RM: There’s a reason why I want to go to Camp Aftermath, and actually the best way to translate this for other people is to use the model of Maslow’s hierarchy of needs. From physiological, safety, emotional, meaningful, and self-actualization. What I believe is that the Canadian military met all of my needs. So when you lose a career where all of those needs were being met, then you’re in this dark abyss, I looked at all the programs I’d done and I placed them on Maslow’s hierarchy of needs. Project Trauma Support is the only one that fit in the self-actualization category in terms of the hierarchy. And Camp Aftermath is going to do that as well, because it’s going to contribute to someone finding meaning that they can then give back to their society, and which is greater than themselves. The philanthropic piece is really beautiful.
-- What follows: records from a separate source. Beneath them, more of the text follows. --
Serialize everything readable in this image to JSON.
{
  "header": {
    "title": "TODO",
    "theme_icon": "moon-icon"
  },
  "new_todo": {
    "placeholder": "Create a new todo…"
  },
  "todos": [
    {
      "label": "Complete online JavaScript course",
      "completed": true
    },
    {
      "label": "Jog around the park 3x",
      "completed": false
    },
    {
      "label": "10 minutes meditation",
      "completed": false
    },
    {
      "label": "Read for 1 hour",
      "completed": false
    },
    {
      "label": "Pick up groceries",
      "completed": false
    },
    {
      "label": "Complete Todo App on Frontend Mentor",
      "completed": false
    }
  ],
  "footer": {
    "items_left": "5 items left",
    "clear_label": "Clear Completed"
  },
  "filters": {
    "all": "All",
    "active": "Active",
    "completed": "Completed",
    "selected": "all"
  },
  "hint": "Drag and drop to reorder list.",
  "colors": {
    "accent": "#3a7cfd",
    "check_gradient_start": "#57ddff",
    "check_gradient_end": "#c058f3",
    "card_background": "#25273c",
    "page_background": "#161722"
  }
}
I hope to gain greater understanding of myself. In my quest, at times it’s been rather random. I call it my terrible, marvelous journey. It’s been seven years. And I think Camp Aftermath will give me an even greater understanding of who I am as a human.
Camp Aftermath will contribute to that because I want to know what else I can do in the philanthropic arena. I am volunteering with Project Healing Waters, I’m supporting Project Trauma Support, the Veterans Transitions’ Network’s peer support. I do this because it gives me purpose! In helping others who are not as fortunate as you, you can reach a level of stability where you can grow through your injury. And I think that’s something bigger than yourself.